L'année dernière, son unité a arrêté 460 fugitifs - principalement des étrangers - à travers l'Espagne, contre 390 en 2023.
Le rythme ne s'est pas ralenti cette année. Les récentes arrestations de personnalités illustrent l'attrait constant de ce pays européen pour les fugitifs.
En octobre 2024, la police de Barcelone a arrêté le ressortissant serbe Nikola Vusovic, chef présumé d'un important gang criminel du Monténégro, le clan Kavac.
Au début de cette année, des policiers ont arrêté le chef d'un groupe mafieux péruvien brutal, Omar Luis Castaneda, près de la ville méditerranéenne d'Alicante, pour son implication présumée dans 16 meurtres dans ce pays d'Amérique latine.
En février, la police du sud de l'Espagne a arrêté l'un des hommes armés qui, en 2024, avaient tendu une embuscade à un fourgon pénitentiaire en France pour libérer un baron de la drogue, Mohamed Amra, tuant deux gardiens de prison. Le fugitif vivait alors dans une villa de luxe.
« Nous traitons une grande variété de profils », des grands criminels aux petits délinquants, ainsi qu'une grande diversité de nationalités, a déclaré González en parcourant la dernière liste d'arrestations, qui comprend des Marocains, des Français et un nombre croissant de Latino-Américains.
« Se fondre dans la masse »
Le rôle de l'Espagne comme refuge pour ceux qui tentent d'échapper à la justice est "historique", a déclaré à l'AFP un enquêteur français sous couvert d'anonymat.
« Ce n’est pas seulement un repaire de fugitifs… c’est aussi le foyer de criminels de carrière qui opèrent entre le Maroc, l’Espagne et la France. »
L'Espagne abrite un grand nombre d'étrangers et est le deuxième pays le plus visité au monde, ayant accueilli un nombre record de 94 millions de touristes étrangers l'année dernière, ce qui permet aux fugitifs de passer plus facilement inaperçus.
« C'est un endroit où la qualité de vie est excellente. On y trouve facilement des villas calmes avec piscine.

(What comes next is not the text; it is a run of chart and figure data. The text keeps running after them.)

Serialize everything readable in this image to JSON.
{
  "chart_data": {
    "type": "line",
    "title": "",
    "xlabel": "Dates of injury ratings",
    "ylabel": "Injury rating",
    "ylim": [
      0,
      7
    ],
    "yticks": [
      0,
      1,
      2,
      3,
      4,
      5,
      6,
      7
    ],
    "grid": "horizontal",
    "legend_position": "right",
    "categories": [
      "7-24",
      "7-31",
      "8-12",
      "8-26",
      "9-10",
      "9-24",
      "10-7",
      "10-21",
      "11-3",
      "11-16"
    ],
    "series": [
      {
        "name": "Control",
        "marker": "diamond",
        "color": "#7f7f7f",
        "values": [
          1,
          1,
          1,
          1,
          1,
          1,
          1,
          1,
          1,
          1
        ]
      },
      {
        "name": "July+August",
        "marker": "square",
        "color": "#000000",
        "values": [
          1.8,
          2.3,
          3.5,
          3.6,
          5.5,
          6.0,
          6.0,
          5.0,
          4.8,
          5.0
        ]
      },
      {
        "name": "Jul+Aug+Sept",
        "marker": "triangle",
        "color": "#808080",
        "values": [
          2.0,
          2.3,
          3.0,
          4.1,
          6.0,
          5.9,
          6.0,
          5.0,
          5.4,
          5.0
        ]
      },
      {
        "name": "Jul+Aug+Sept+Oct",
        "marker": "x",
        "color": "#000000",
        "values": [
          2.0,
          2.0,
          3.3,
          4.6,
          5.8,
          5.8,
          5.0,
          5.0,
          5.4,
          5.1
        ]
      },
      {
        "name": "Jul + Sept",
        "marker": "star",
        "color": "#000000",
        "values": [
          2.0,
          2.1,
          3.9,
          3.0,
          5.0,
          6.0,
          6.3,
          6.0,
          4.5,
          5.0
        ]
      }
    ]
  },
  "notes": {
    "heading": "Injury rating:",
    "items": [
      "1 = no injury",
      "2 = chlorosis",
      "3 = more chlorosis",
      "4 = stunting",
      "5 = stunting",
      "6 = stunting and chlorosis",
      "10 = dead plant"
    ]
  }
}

Les gens s'intègrent », a déclaré l'enquêteur français.
Carlos Bautista, avocat pénaliste et ancien juge d'extradition, a déclaré que la situation de l'Espagne « au carrefour » de l'Europe, des Amériques et de l'Afrique en fait une cachette naturelle pour les criminels en fuite.
González a déclaré que les fugitifs peuvent souvent facilement trouver des « contacts qui peuvent les aider » parmi la grande communauté d'étrangers qui vivent en Espagne.

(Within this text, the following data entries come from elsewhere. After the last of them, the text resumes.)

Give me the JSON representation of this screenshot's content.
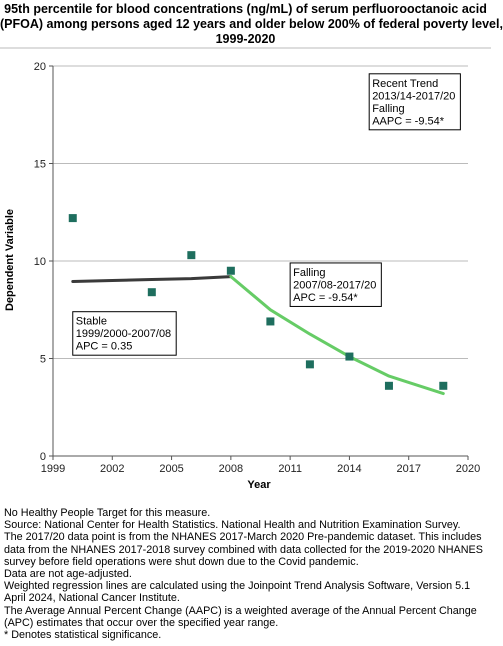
{
  "title_lines": [
    "95th percentile for blood concentrations (ng/mL) of serum perfluorooctanoic acid",
    "(PFOA) among persons aged 12 years and older below 200% of federal poverty level,",
    "1999-2020"
  ],
  "chart_data": {
    "type": "scatter",
    "xlabel": "Year",
    "ylabel": "Dependent Variable",
    "xlim": [
      1999,
      2020
    ],
    "ylim": [
      0,
      20
    ],
    "x_ticks": [
      1999,
      2002,
      2005,
      2008,
      2011,
      2014,
      2017,
      2020
    ],
    "y_ticks": [
      0,
      5,
      10,
      15,
      20
    ],
    "grid": "horizontal",
    "points": [
      {
        "x": 2000,
        "y": 12.2
      },
      {
        "x": 2004,
        "y": 8.4
      },
      {
        "x": 2006,
        "y": 10.3
      },
      {
        "x": 2008,
        "y": 9.5
      },
      {
        "x": 2010,
        "y": 6.9
      },
      {
        "x": 2012,
        "y": 4.7
      },
      {
        "x": 2014,
        "y": 5.1
      },
      {
        "x": 2016,
        "y": 3.6
      },
      {
        "x": 2018.75,
        "y": 3.6
      }
    ],
    "segments": [
      {
        "color": "#3a3a3a",
        "points": [
          [
            2000,
            8.95
          ],
          [
            2002,
            9.0
          ],
          [
            2004,
            9.05
          ],
          [
            2006,
            9.1
          ],
          [
            2008,
            9.2
          ]
        ]
      },
      {
        "color": "#66cc66",
        "points": [
          [
            2008,
            9.2
          ],
          [
            2010,
            7.5
          ],
          [
            2012,
            6.25
          ],
          [
            2014,
            5.1
          ],
          [
            2016,
            4.1
          ],
          [
            2018.75,
            3.2
          ]
        ]
      }
    ],
    "annotations": [
      {
        "lines": [
          "Stable",
          "1999/2000-2007/08",
          "APC =  0.35"
        ],
        "x": 2000.0,
        "y": 7.4
      },
      {
        "lines": [
          "Falling",
          "2007/08-2017/20",
          "APC = -9.54*"
        ],
        "x": 2011.0,
        "y": 9.9
      },
      {
        "lines": [
          "Recent Trend",
          "2013/14-2017/20",
          "Falling",
          "AAPC = -9.54*"
        ],
        "x": 2015.0,
        "y": 19.6
      }
    ],
    "colors": {
      "marker": "#1e6e5e",
      "grid": "#bbbbbb"
    }
  },
  "notes": [
    "No Healthy People Target for this measure.",
    "Source: National Center for Health Statistics. National Health and Nutrition Examination Survey.",
    "The 2017/20 data point is from the NHANES 2017-March 2020 Pre-pandemic dataset. This includes data from the NHANES 2017-2018 survey combined with data collected for the 2019-2020 NHANES survey before field operations were shut down due to the Covid pandemic.",
    "Data are not age-adjusted.",
    "Weighted regression lines are calculated using the Joinpoint Trend Analysis Software, Version 5.1 April 2024, National Cancer Institute.",
    "The Average Annual Percent Change (AAPC) is a weighted average of the Annual Percent Change (APC) estimates that occur over the specified year range.",
    "* Denotes statistical significance."
  ]
}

Il a cité comme exemple le cas d'une femme allemande arrêtée aux îles Baléares où elle vivait depuis des années sans parler espagnol.

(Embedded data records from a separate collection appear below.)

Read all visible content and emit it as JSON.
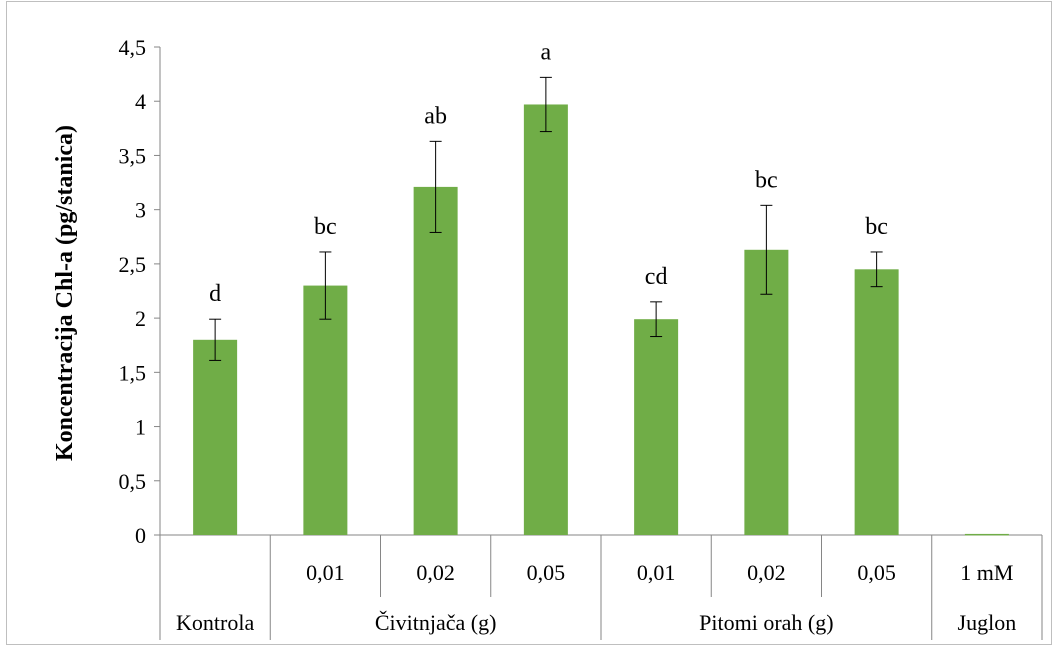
{
  "chart_data": {
    "type": "bar",
    "title": "",
    "ylabel": "Koncentracija Chl-a (pg/stanica)",
    "xlabel": "",
    "ylim": [
      0,
      4.5
    ],
    "yticks": [
      "0",
      "0,5",
      "1",
      "1,5",
      "2",
      "2,5",
      "3",
      "3,5",
      "4",
      "4,5"
    ],
    "grid": false,
    "bar_color": "#70ad47",
    "categories": [
      "",
      "0,01",
      "0,02",
      "0,05",
      "0,01",
      "0,02",
      "0,05",
      "1 mM"
    ],
    "groups": [
      {
        "label": "Kontrola",
        "span": [
          0,
          0
        ]
      },
      {
        "label": "Čivitnjača (g)",
        "span": [
          1,
          3
        ]
      },
      {
        "label": "Pitomi orah (g)",
        "span": [
          4,
          6
        ]
      },
      {
        "label": "Juglon",
        "span": [
          7,
          7
        ]
      }
    ],
    "values": [
      1.8,
      2.3,
      3.21,
      3.97,
      1.99,
      2.63,
      2.45,
      0.01
    ],
    "error": [
      0.19,
      0.31,
      0.42,
      0.25,
      0.16,
      0.41,
      0.16,
      0
    ],
    "significance": [
      "d",
      "bc",
      "ab",
      "a",
      "cd",
      "bc",
      "bc",
      ""
    ]
  }
}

« Jeu du chat et de la souris »
La plupart des fugitifs se trouvent le long de la côte méditerranéenne espagnole, où se concentrent les communautés étrangères.
Malaga et Marbella sur la Costa del Sol, qui sont depuis longtemps une destination populaire pour les résidents et les touristes britanniques, sont les destinations préférées des criminels en fuite, a déclaré Bautista.
Rester discret sur la côte ne garantit pas la sécurité : ces régions présentent certains des taux d’arrestation les plus élevés.
« C'est un jeu du chat et de la souris. Mais on les trouve généralement. Il faut juste de la patience », a déclaré González.
La police attribue son succès aux écoutes téléphoniques, à la surveillance des réseaux sociaux et, surtout, à une étroite coopération internationale.
Grâce à ENFAST, un réseau de policiers de toute l’Europe qui travaillent ensemble pour localiser les criminels recherchés à l’échelle internationale, l’Espagne est devenue un leader en matière d’arrestations transfrontalières.
« L'Espagne est extrêmement active en matière d'extraditions. Tôt ou tard, les fugitifs sont arrêtés », a déclaré Bautista.
Les murs de l'unité de police d'élite de González sont tapissés de photos d'identité et de souvenirs d'années d'opérations.
« Il y a peut-être des fugitifs qui vivent tranquillement parmi nous. Mais cela ne signifie pas qu'ils s'échapperont pour toujours », a-t-il déclaré.